Traverse v0.7.0 is functionally stable for the local placement target, but a security and permanence audit found dangerous defaults that mean the framework should be treated as pre-production for anything network-facing. The local runtime and contract validation are solid. The CLI's HTTP server and the MCP server currently have real authentication gaps. The project is also pre-1.0, so minor version bumps can include breaking API changes. Pin your version and read the changelog before upgrading.
What is stable today
- Local placement target — runs WASM capabilities in the local process
- Contract validation — preconditions and postconditions against JSON Schema
- The traverse CLI — capability registration, invocation, and trace inspection (local use; the HTTP serve mode has known gaps, see below)
- The MCP server — tools/list and tools/call for AI agent integration, trusted as a local IDE child process only (no auth boundary, see below)
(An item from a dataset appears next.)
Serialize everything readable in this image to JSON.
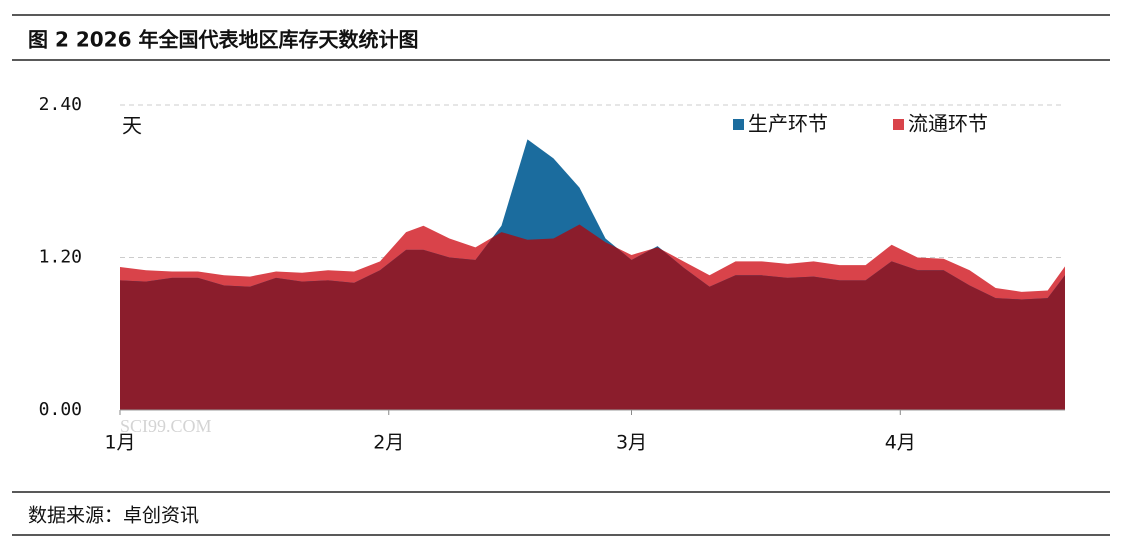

- Trace artifacts — every execution is recorded and inspectable
- The governing spec model — linking contracts to source documents
What is still maturing
- Browser, edge, cloud, and AI pipeline placement targets — in development
- Hosted registry — not yet available
- Language SDKs for Python, TypeScript, Go — planned
- Streaming output — not yet supported
- JWT verification, Sigstore verification, and MCP authentication — implemented as insecure defaults or stubs today, not yet real. Ed25519 artifact signing does work.
Known security gaps
A framework-wide audit (July 2026) found the following before recommending any network exposure:
- The HTTP server defaults to Development mode and never forces Production; unsigned artifacts are allowed to run.
- JWT identity is parsed from the base64 payload only — there is no signature or JWKS verification, so a forged token is accepted.
- The MCP stdio server has no authentication at all. Anything that can write to its stdin can execute capabilities and read full execution traces.
- Sigstore artifact verification is currently a stub that always reports "verified" rather than performing real verification.
None of this affects the local runtime itself — WASM sandboxing and contract validation are unaffected. It affects anything that exposes the HTTP API or the MCP server beyond a fully trusted local process. Read the full security audit for severity, file locations, and the remediation roadmap.
How to evaluate readiness for your use case
If you need the local target only — running contracts on one machine, exposing capabilities to an AI agent via MCP — then Traverse is ready for that today. The core execution model is solid. The things still in progress are around the broader deployment surface, not the fundamental runtime behavior.
If you need to deploy capabilities to the browser or cloud, or if you need a hosted registry your team can share, those features are not there yet. You would be building ahead of the stable surface and accepting more churn.
The pre-1.0 caveat
Pre-1.0 means Enrico can change APIs between minor versions if the design requires it. In practice, the contract format and core runtime behavior have been stable across recent releases. The parts that change are the edges — new placement targets bring new APIs, and those settle as the targets mature. Follow the changelog and the roadmap to stay informed.